S everal important developments in the last 2 decades have improved clinical outcomes with oral anticoagulation therapy and have led to an appropriate increase in the use of this therapy by improving its safety. These developments include defining the appropriate indications for oral anticoagulation through the results of large randomized trials, 1,2 identifying the optimal therapeutic range and reporting format (ie, international normalized ratio [INR]) to maximize safety and effectiveness, 3‐16 and managing the dose of therapy to achieve the maximal time in therapeutic range (TTR). 17‐19 The intensity of therapy and the TTR are two of the most important determinants of therapeutic effectiveness and of reducing hemorrhagic risk. Ideally, the INR should be kept in the therapeutic range most of the time, but many factors influence the attainment of this goal.
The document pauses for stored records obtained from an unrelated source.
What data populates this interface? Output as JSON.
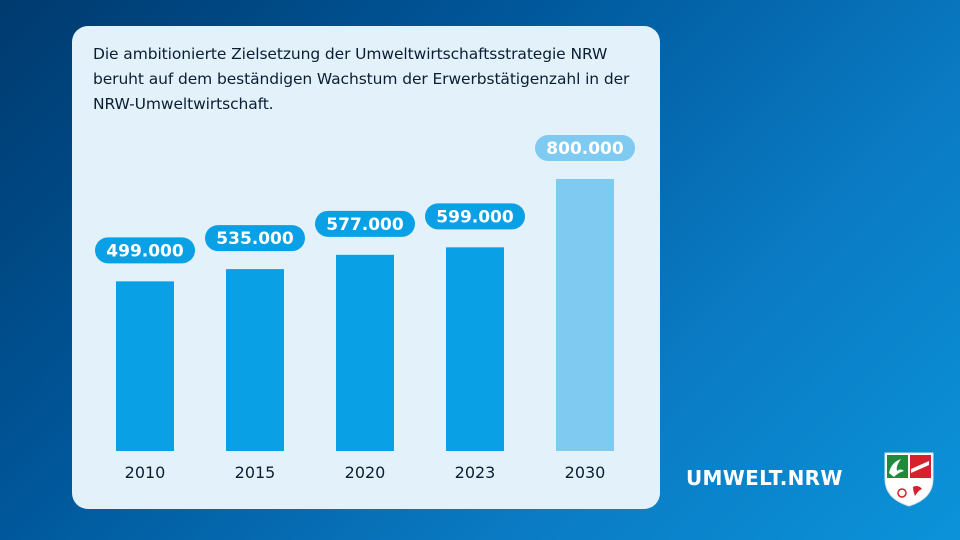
{
  "headline": "Die ambitionierte Zielsetzung der Umweltwirtschaftsstrategie NRW beruht auf dem beständigen Wachstum der Erwerbstätigenzahl in der NRW-Umweltwirtschaft.",
  "brand": "UMWELT.NRW",
  "crest_icon": "nrw-coat-of-arms-icon",
  "colors": {
    "bar": "#0aa0e6",
    "bar_target": "#7fcaf0",
    "label_pill": "#0aa0e6",
    "label_pill_target": "#7fcaf0"
  },
  "chart_data": {
    "type": "bar",
    "categories": [
      "2010",
      "2015",
      "2020",
      "2023",
      "2030"
    ],
    "values": [
      499000,
      535000,
      577000,
      599000,
      800000
    ],
    "value_labels": [
      "499.000",
      "535.000",
      "577.000",
      "599.000",
      "800.000"
    ],
    "highlighted_categories": [
      "2030"
    ],
    "ylim": [
      0,
      1000000
    ],
    "grid": false,
    "legend": "none"
  }
}
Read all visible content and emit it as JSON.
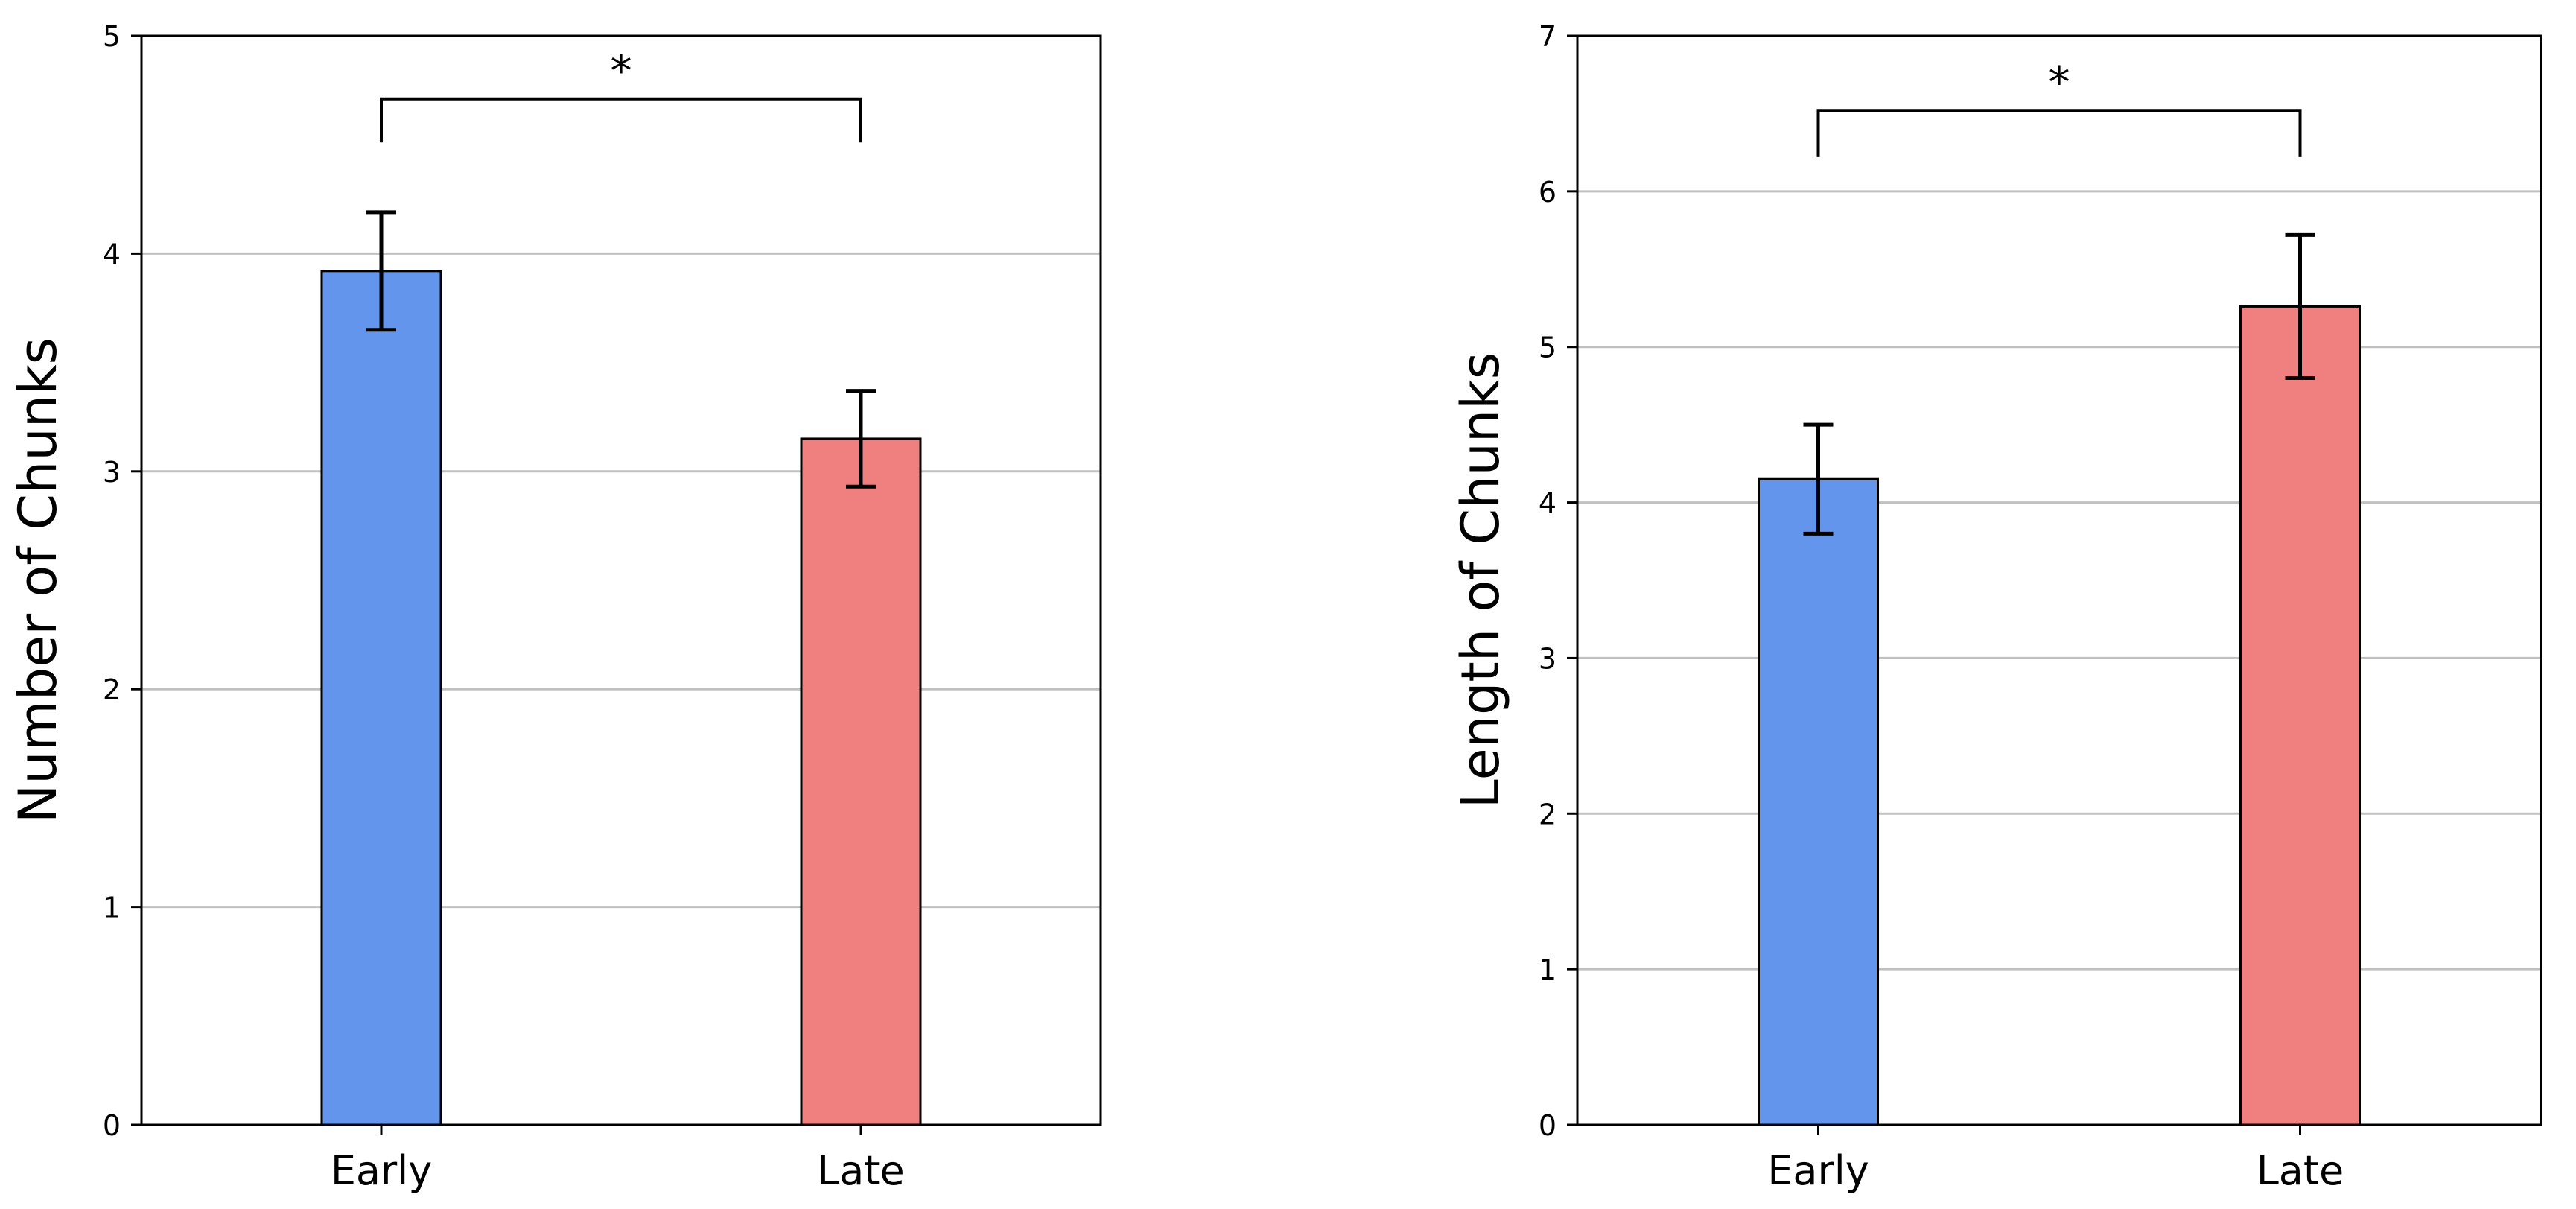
{
  "chart_data": [
    {
      "type": "bar",
      "categories": [
        "Early",
        "Late"
      ],
      "values": [
        3.92,
        3.15
      ],
      "errors": [
        0.27,
        0.22
      ],
      "xlabel": "",
      "ylabel": "Number of Chunks",
      "ylim": [
        0,
        5
      ],
      "yticks": [
        0,
        1,
        2,
        3,
        4,
        5
      ],
      "grid": "y",
      "significance": {
        "between": [
          "Early",
          "Late"
        ],
        "label": "*",
        "height": 4.71,
        "drop": 0.2
      }
    },
    {
      "type": "bar",
      "categories": [
        "Early",
        "Late"
      ],
      "values": [
        4.15,
        5.26
      ],
      "errors": [
        0.35,
        0.46
      ],
      "xlabel": "",
      "ylabel": "Length of Chunks",
      "ylim": [
        0,
        7
      ],
      "yticks": [
        0,
        1,
        2,
        3,
        4,
        5,
        6,
        7
      ],
      "grid": "y",
      "significance": {
        "between": [
          "Early",
          "Late"
        ],
        "label": "*",
        "height": 6.52,
        "drop": 0.3
      }
    }
  ],
  "colors": {
    "Early": "#6495ED",
    "Late": "#F08080",
    "grid": "#c0c0c0",
    "edge": "#000000"
  }
}
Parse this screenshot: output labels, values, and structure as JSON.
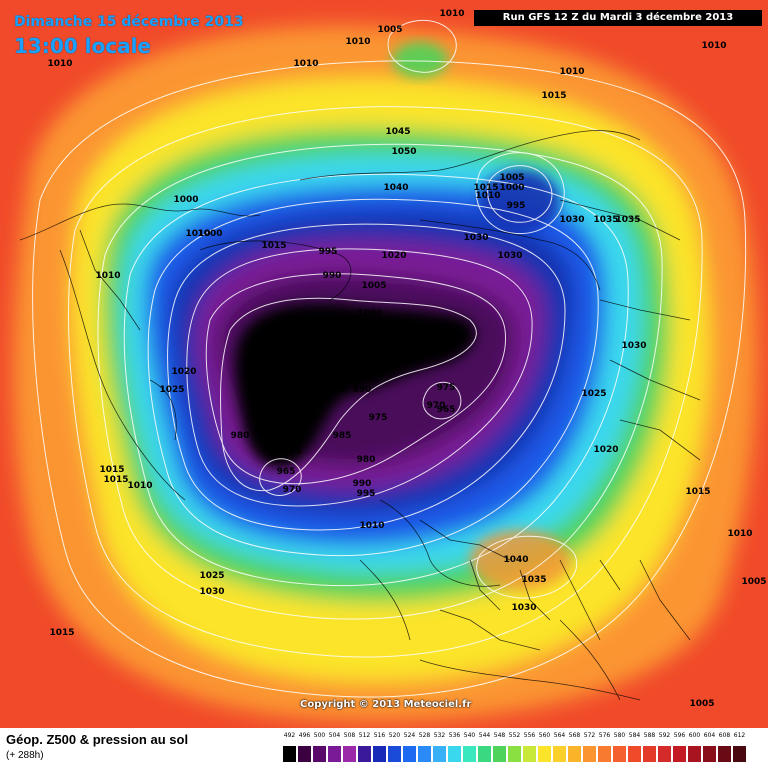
{
  "header": {
    "date": "Dimanche 15 décembre 2013",
    "time": "13:00 locale",
    "run": "Run GFS 12 Z du Mardi 3 décembre 2013"
  },
  "footer": {
    "title": "Géop. Z500 & pression au sol",
    "subtitle": "(+ 288h)",
    "copyright": "Copyright © 2013 Meteociel.fr"
  },
  "colors": {
    "outer": "#f04a2a",
    "orange": "#fb9530",
    "yellow": "#fbe42a",
    "green": "#4fd35a",
    "cyan": "#3ad8ee",
    "blue": "#1e5ae8",
    "navy": "#1430b0",
    "purple": "#7a1a96",
    "deep_purple": "#4a0a5a",
    "black": "#000000"
  },
  "legend": {
    "labels": [
      "492",
      "496",
      "500",
      "504",
      "508",
      "512",
      "516",
      "520",
      "524",
      "528",
      "532",
      "536",
      "540",
      "544",
      "548",
      "552",
      "556",
      "560",
      "564",
      "568",
      "572",
      "576",
      "580",
      "584",
      "588",
      "592",
      "596",
      "600",
      "604",
      "608",
      "612"
    ],
    "swatch_colors": [
      "#000000",
      "#3a0040",
      "#5a0a6a",
      "#7a1a96",
      "#9a2aa8",
      "#3a1a9a",
      "#1a2ab8",
      "#1a4ad8",
      "#1e6af0",
      "#2a8af8",
      "#3ab0f6",
      "#3ad8ee",
      "#3ae8c0",
      "#3ad880",
      "#4fd35a",
      "#8ae040",
      "#c8e83a",
      "#fbe42a",
      "#fbd02a",
      "#fbb42a",
      "#fb9530",
      "#f87a30",
      "#f46030",
      "#f04a2a",
      "#e43a2a",
      "#d42a2a",
      "#c41a24",
      "#a81420",
      "#8a0e1a",
      "#6a0a14",
      "#4a0810"
    ]
  },
  "pressure_labels": [
    "1010",
    "1005",
    "1010",
    "1010",
    "1010",
    "1010",
    "1015",
    "1045",
    "1050",
    "1010",
    "1040",
    "1015",
    "1000",
    "1010",
    "995",
    "1005",
    "1000",
    "1010",
    "1030",
    "1030",
    "1035",
    "1035",
    "1000",
    "1010",
    "1015",
    "995",
    "990",
    "1020",
    "1005",
    "1030",
    "1000",
    "1030",
    "1025",
    "1020",
    "975",
    "970",
    "965",
    "990",
    "990",
    "975",
    "985",
    "980",
    "980",
    "975",
    "965",
    "970",
    "990",
    "995",
    "1025",
    "1020",
    "1015",
    "1015",
    "1010",
    "1040",
    "1035",
    "1030",
    "1015",
    "1010",
    "1005",
    "1025",
    "1030",
    "1015",
    "1005",
    "1010"
  ]
}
These include physiologic and pharmacologic factors, such as interacting drugs or illnesses that affect the pharmacokinetics or pharmacodynamics of warfarin, dietary or GI factors that affect the availability of vitamin K1, or physiologic factors that affect the synthetic or metabolic fate of the vitamin K-dependent coagulation factors. Patient-specific factors such as adherence to a therapeutic plan are also important. Last, the physician’s ability to make appropriate dosing and follow-up decisions will have a profound impact, if such decisions are incorrect. The comprehensive management of these variables requires a knowledgeable provider, an organized system of follow-up, reliable prothrombin time (PT) monitoring, and good patient communication and education. This article focuses on dosing management and models of care, and it reviews the evidence that indicates that an organized approach to anticoagulant management leads to better outcomes.